Sample answer: IronHeartForever drew Riri Williams in 2016 because she, as a Black and South Asian fan, needed to see this character represented with care and skill in the fan art ecosystem — and if she needed it, others did too. This reveals that fan visual creativity is not purely responsive to official media; it is also anticipatory and corrective, producing representation that the official media hasn't yet provided or doesn't produce adequately. Fan artists are often doing cultural work that precedes and sometimes shapes the official representation culture.
22. Using the gift economy framework from Chapter 17, explain why the AI image generation crisis is not simply a technical or legal problem but specifically a gift economy problem. What obligation was violated?
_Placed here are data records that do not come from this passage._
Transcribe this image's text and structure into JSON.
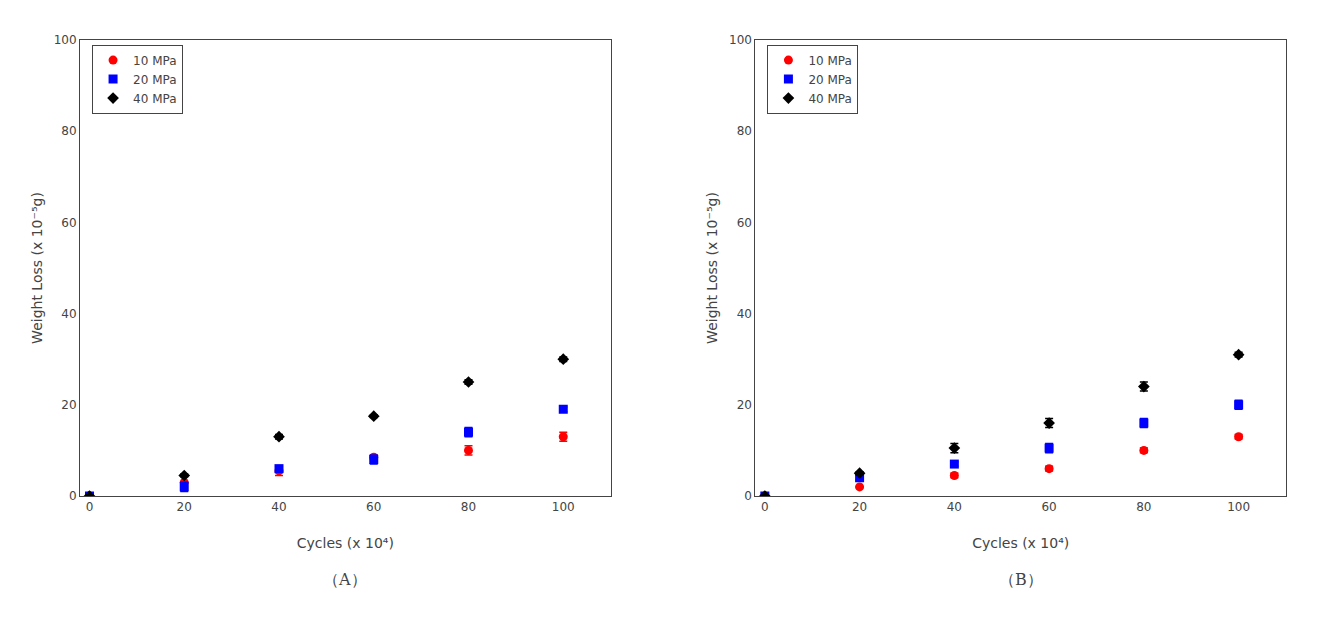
{
  "chart_data": [
    {
      "type": "scatter",
      "title": "（A）",
      "xlabel": "Cycles (x 10⁴)",
      "ylabel": "Weight Loss (x 10⁻⁵g)",
      "x": [
        0,
        20,
        40,
        60,
        80,
        100
      ],
      "xlim": [
        -2,
        110
      ],
      "xticks": [
        0,
        20,
        40,
        60,
        80,
        100
      ],
      "ylim": [
        0,
        100
      ],
      "yticks": [
        0,
        20,
        40,
        60,
        80,
        100
      ],
      "grid": false,
      "legend": "upper left",
      "series": [
        {
          "name": "10 MPa",
          "color": "#ff0000",
          "marker": "circle",
          "values": [
            0,
            3.0,
            5.5,
            8.5,
            10.0,
            13.0
          ],
          "error": [
            0,
            0,
            1.0,
            0.5,
            1.0,
            1.0
          ]
        },
        {
          "name": "20 MPa",
          "color": "#0000ff",
          "marker": "square",
          "values": [
            0,
            2.0,
            6.0,
            8.0,
            14.0,
            19.0
          ],
          "error": [
            0,
            1.0,
            0.5,
            1.0,
            1.0,
            0.5
          ]
        },
        {
          "name": "40 MPa",
          "color": "#000000",
          "marker": "diamond",
          "values": [
            0,
            4.5,
            13.0,
            17.5,
            25.0,
            30.0
          ],
          "error": [
            0,
            0.3,
            0.5,
            0.3,
            0.5,
            0.5
          ]
        }
      ]
    },
    {
      "type": "scatter",
      "title": "（B）",
      "xlabel": "Cycles (x 10⁴)",
      "ylabel": "Weight Loss (x 10⁻⁵g)",
      "x": [
        0,
        20,
        40,
        60,
        80,
        100
      ],
      "xlim": [
        -2,
        110
      ],
      "xticks": [
        0,
        20,
        40,
        60,
        80,
        100
      ],
      "ylim": [
        0,
        100
      ],
      "yticks": [
        0,
        20,
        40,
        60,
        80,
        100
      ],
      "grid": false,
      "legend": "upper left",
      "series": [
        {
          "name": "10 MPa",
          "color": "#ff0000",
          "marker": "circle",
          "values": [
            0,
            2.0,
            4.5,
            6.0,
            10.0,
            13.0
          ],
          "error": [
            0,
            0,
            0.5,
            0.5,
            0.5,
            0.5
          ]
        },
        {
          "name": "20 MPa",
          "color": "#0000ff",
          "marker": "square",
          "values": [
            0,
            4.0,
            7.0,
            10.5,
            16.0,
            20.0
          ],
          "error": [
            0,
            0.5,
            0.5,
            1.0,
            1.0,
            1.0
          ]
        },
        {
          "name": "40 MPa",
          "color": "#000000",
          "marker": "diamond",
          "values": [
            0,
            5.0,
            10.5,
            16.0,
            24.0,
            31.0
          ],
          "error": [
            0,
            0.3,
            1.0,
            1.0,
            1.0,
            0.5
          ]
        }
      ]
    }
  ]
}
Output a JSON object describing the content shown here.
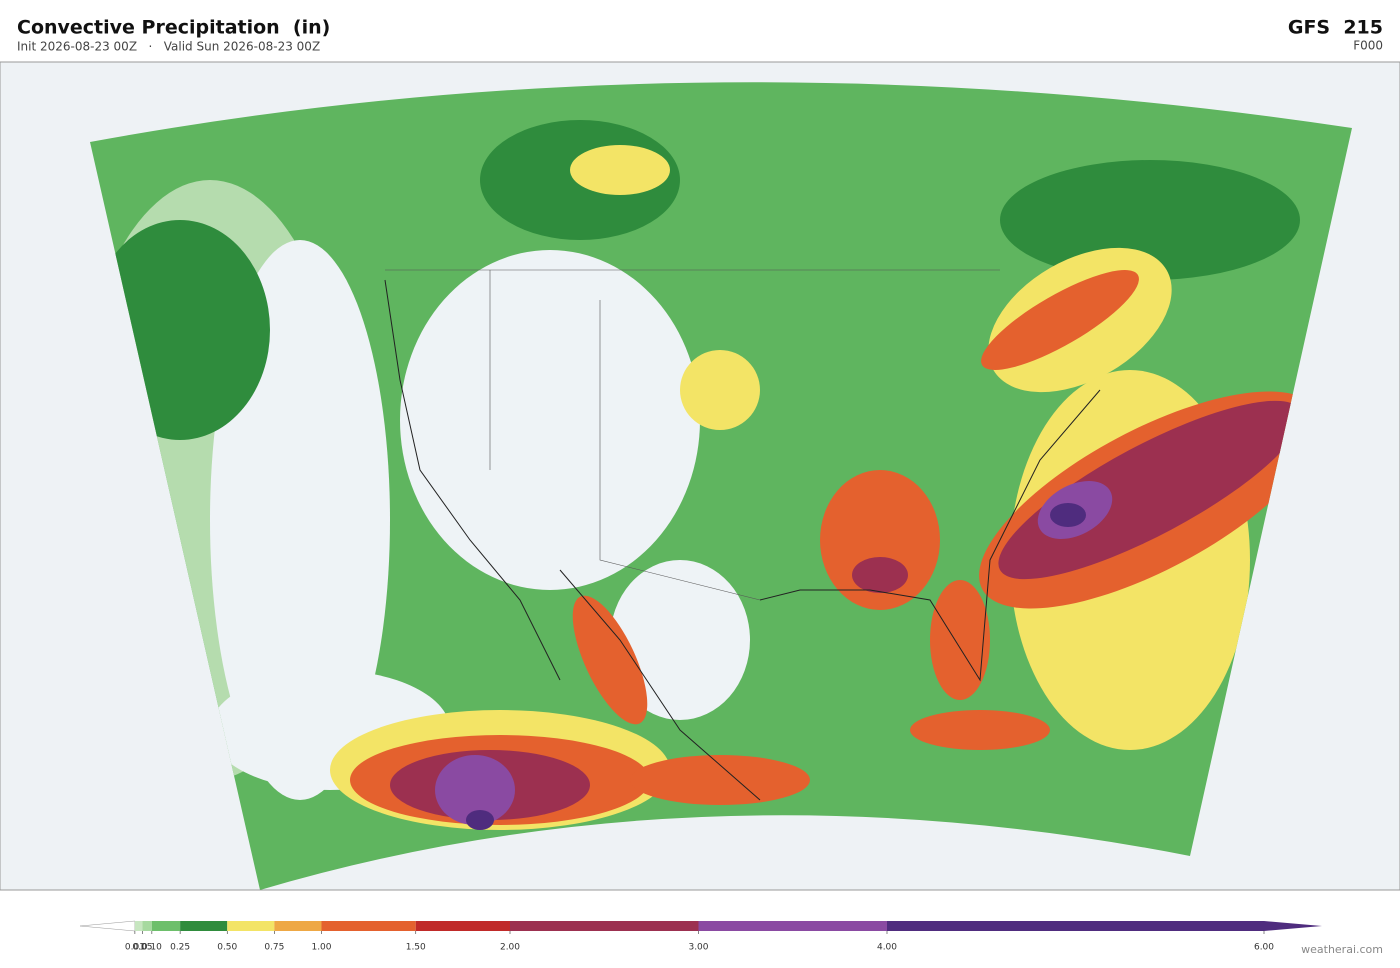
{
  "header": {
    "title": "Convective Precipitation  (in)",
    "subtitle": "Init 2026-08-23 00Z   ·   Valid Sun 2026-08-23 00Z",
    "model": "GFS  215",
    "forecast_hour": "F000"
  },
  "colorbar": {
    "ticks": [
      0.01,
      0.05,
      {
        "value": 0.1,
        "label": "0.10"
      },
      0.25,
      {
        "value": 0.5,
        "label": "0.50"
      },
      0.75,
      {
        "value": 1,
        "label": "1.00"
      },
      {
        "value": 1.5,
        "label": "1.50"
      },
      {
        "value": 2,
        "label": "2.00"
      },
      {
        "value": 3,
        "label": "3.00"
      },
      {
        "value": 4,
        "label": "4.00"
      },
      {
        "value": 6,
        "label": "6.00"
      }
    ],
    "colors": [
      "#c7e6c0",
      "#a6d99f",
      "#6dbf6b",
      "#2f8c3d",
      "#f3e466",
      "#eea845",
      "#e4612e",
      "#c02a29",
      "#9c3050",
      "#8a4aa2",
      "#4f2c7e"
    ],
    "under_color": "#ffffff",
    "over_color": "#4f2c7e"
  },
  "credit": "weatherai.com"
}
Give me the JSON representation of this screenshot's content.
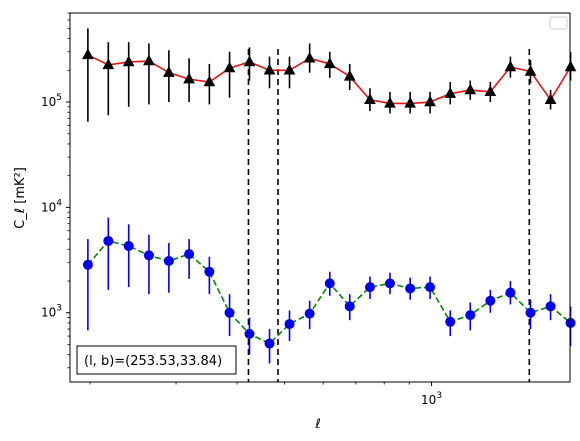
{
  "chart_data": {
    "type": "scatter",
    "title": "",
    "xlabel": "ℓ",
    "ylabel": "C_ℓ [mK²]",
    "xscale": "log",
    "yscale": "log",
    "xlim": [
      182,
      1920
    ],
    "ylim": [
      220,
      700000
    ],
    "grid": false,
    "legend": {
      "placement": "top-right",
      "entries": []
    },
    "x_ticks": [
      {
        "value": 1000,
        "base": "10",
        "exp": "3"
      }
    ],
    "y_ticks": [
      {
        "value": 1000,
        "base": "10",
        "exp": "3"
      },
      {
        "value": 10000,
        "base": "10",
        "exp": "4"
      },
      {
        "value": 100000,
        "base": "10",
        "exp": "5"
      }
    ],
    "vlines": [
      422,
      485,
      1585
    ],
    "annotation": "(l, b)=(253.53,33.84)",
    "series": [
      {
        "marker": "triangle",
        "line_style": "solid",
        "marker_color": "#000000",
        "line_color": "#ee1111",
        "points": [
          {
            "x": 198,
            "y": 280000,
            "lo": 65000,
            "hi": 500000
          },
          {
            "x": 218,
            "y": 225000,
            "lo": 75000,
            "hi": 370000
          },
          {
            "x": 240,
            "y": 240000,
            "lo": 90000,
            "hi": 370000
          },
          {
            "x": 264,
            "y": 245000,
            "lo": 95000,
            "hi": 360000
          },
          {
            "x": 290,
            "y": 190000,
            "lo": 100000,
            "hi": 310000
          },
          {
            "x": 319,
            "y": 165000,
            "lo": 100000,
            "hi": 260000
          },
          {
            "x": 351,
            "y": 155000,
            "lo": 95000,
            "hi": 230000
          },
          {
            "x": 386,
            "y": 210000,
            "lo": 110000,
            "hi": 300000
          },
          {
            "x": 424,
            "y": 240000,
            "lo": 160000,
            "hi": 330000
          },
          {
            "x": 466,
            "y": 200000,
            "lo": 135000,
            "hi": 270000
          },
          {
            "x": 512,
            "y": 200000,
            "lo": 135000,
            "hi": 270000
          },
          {
            "x": 563,
            "y": 260000,
            "lo": 190000,
            "hi": 360000
          },
          {
            "x": 619,
            "y": 230000,
            "lo": 170000,
            "hi": 300000
          },
          {
            "x": 680,
            "y": 175000,
            "lo": 130000,
            "hi": 230000
          },
          {
            "x": 748,
            "y": 105000,
            "lo": 82000,
            "hi": 135000
          },
          {
            "x": 822,
            "y": 97000,
            "lo": 78000,
            "hi": 125000
          },
          {
            "x": 904,
            "y": 97000,
            "lo": 78000,
            "hi": 125000
          },
          {
            "x": 993,
            "y": 100000,
            "lo": 78000,
            "hi": 125000
          },
          {
            "x": 1092,
            "y": 120000,
            "lo": 95000,
            "hi": 155000
          },
          {
            "x": 1200,
            "y": 130000,
            "lo": 105000,
            "hi": 160000
          },
          {
            "x": 1319,
            "y": 125000,
            "lo": 100000,
            "hi": 155000
          },
          {
            "x": 1450,
            "y": 215000,
            "lo": 170000,
            "hi": 270000
          },
          {
            "x": 1594,
            "y": 195000,
            "lo": 150000,
            "hi": 250000
          },
          {
            "x": 1752,
            "y": 105000,
            "lo": 85000,
            "hi": 130000
          },
          {
            "x": 1925,
            "y": 215000,
            "lo": 160000,
            "hi": 300000
          }
        ]
      },
      {
        "marker": "circle",
        "line_style": "dashed",
        "marker_color": "#0000ee",
        "line_color": "#008800",
        "points": [
          {
            "x": 198,
            "y": 2850,
            "lo": 680,
            "hi": 5000
          },
          {
            "x": 218,
            "y": 4800,
            "lo": 1650,
            "hi": 8000
          },
          {
            "x": 240,
            "y": 4300,
            "lo": 1750,
            "hi": 6900
          },
          {
            "x": 264,
            "y": 3500,
            "lo": 1500,
            "hi": 5500
          },
          {
            "x": 290,
            "y": 3100,
            "lo": 1550,
            "hi": 4600
          },
          {
            "x": 319,
            "y": 3600,
            "lo": 2100,
            "hi": 5000
          },
          {
            "x": 351,
            "y": 2450,
            "lo": 1500,
            "hi": 3400
          },
          {
            "x": 386,
            "y": 1000,
            "lo": 600,
            "hi": 1500
          },
          {
            "x": 424,
            "y": 630,
            "lo": 400,
            "hi": 900
          },
          {
            "x": 466,
            "y": 510,
            "lo": 330,
            "hi": 700
          },
          {
            "x": 512,
            "y": 780,
            "lo": 540,
            "hi": 1050
          },
          {
            "x": 563,
            "y": 980,
            "lo": 700,
            "hi": 1300
          },
          {
            "x": 619,
            "y": 1900,
            "lo": 1450,
            "hi": 2450
          },
          {
            "x": 680,
            "y": 1150,
            "lo": 850,
            "hi": 1500
          },
          {
            "x": 748,
            "y": 1750,
            "lo": 1350,
            "hi": 2200
          },
          {
            "x": 822,
            "y": 1900,
            "lo": 1500,
            "hi": 2400
          },
          {
            "x": 904,
            "y": 1700,
            "lo": 1330,
            "hi": 2150
          },
          {
            "x": 993,
            "y": 1750,
            "lo": 1350,
            "hi": 2200
          },
          {
            "x": 1092,
            "y": 820,
            "lo": 600,
            "hi": 1050
          },
          {
            "x": 1200,
            "y": 950,
            "lo": 680,
            "hi": 1250
          },
          {
            "x": 1319,
            "y": 1300,
            "lo": 1000,
            "hi": 1650
          },
          {
            "x": 1450,
            "y": 1550,
            "lo": 1200,
            "hi": 2000
          },
          {
            "x": 1594,
            "y": 1000,
            "lo": 700,
            "hi": 1330
          },
          {
            "x": 1752,
            "y": 1150,
            "lo": 850,
            "hi": 1500
          },
          {
            "x": 1925,
            "y": 800,
            "lo": 480,
            "hi": 1150
          }
        ]
      }
    ]
  }
}
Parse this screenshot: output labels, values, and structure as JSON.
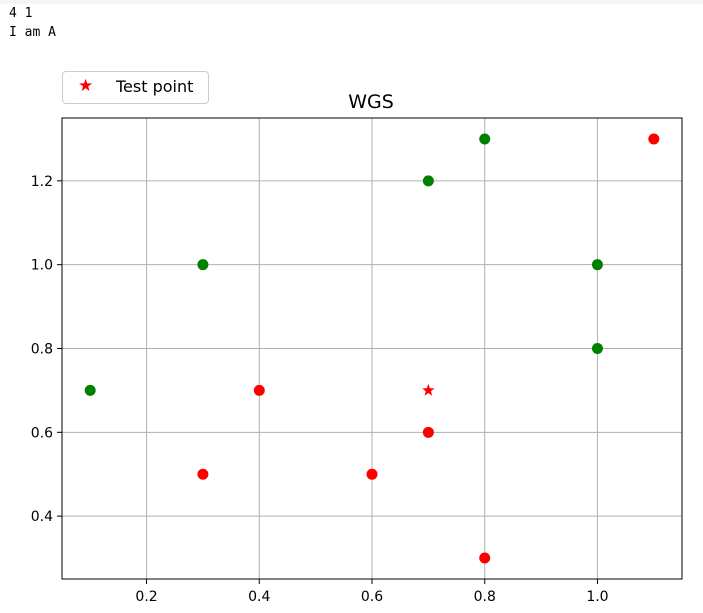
{
  "console": {
    "lines": [
      "4 1",
      "I am A"
    ]
  },
  "legend": {
    "entries": [
      {
        "label": "Test point",
        "marker": "star",
        "color": "#ff0000"
      }
    ]
  },
  "colors": {
    "green": "#008000",
    "red": "#ff0000",
    "grid": "#b0b0b0"
  },
  "chart_data": {
    "type": "scatter",
    "title": "WGS",
    "xlabel": "",
    "ylabel": "",
    "xlim": [
      0.05,
      1.15
    ],
    "ylim": [
      0.25,
      1.35
    ],
    "xticks": [
      0.2,
      0.4,
      0.6,
      0.8,
      1.0
    ],
    "xtick_labels": [
      "0.2",
      "0.4",
      "0.6",
      "0.8",
      "1.0"
    ],
    "yticks": [
      0.4,
      0.6,
      0.8,
      1.0,
      1.2
    ],
    "ytick_labels": [
      "0.4",
      "0.6",
      "0.8",
      "1.0",
      "1.2"
    ],
    "grid": true,
    "legend_position": "above-left",
    "series": [
      {
        "color": "#008000",
        "marker": "circle",
        "points": [
          [
            0.1,
            0.7
          ],
          [
            0.3,
            1.0
          ],
          [
            0.7,
            1.2
          ],
          [
            0.8,
            1.3
          ],
          [
            1.0,
            1.0
          ],
          [
            1.0,
            0.8
          ]
        ]
      },
      {
        "color": "#ff0000",
        "marker": "circle",
        "points": [
          [
            0.3,
            0.5
          ],
          [
            0.4,
            0.7
          ],
          [
            0.6,
            0.5
          ],
          [
            0.7,
            0.6
          ],
          [
            0.8,
            0.3
          ],
          [
            1.1,
            1.3
          ]
        ]
      },
      {
        "name": "Test point",
        "color": "#ff0000",
        "marker": "star",
        "points": [
          [
            0.7,
            0.7
          ]
        ]
      }
    ]
  }
}
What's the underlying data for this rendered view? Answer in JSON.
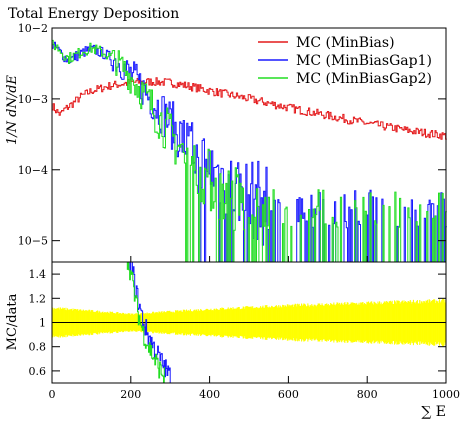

Sample answer: The AI image generation crisis is a gift economy problem because fan artists' publicly posted work — given as gifts to their communities — was scraped without consent and used to train commercial systems. This violates the Maussian obligation to reciprocate: the fan artists gave their work as gifts; the appropriate reciprocation from those who benefited would be acknowledgment, attribution, and some form of return. Instead, their gifts were taken and used to build tools that now compete with the original givers, replacing the gift-giving labor without compensation or acknowledgment. This is Terranova's free labor concept at its most extreme: the gift becomes the raw material for the tool that destroys the gift economy.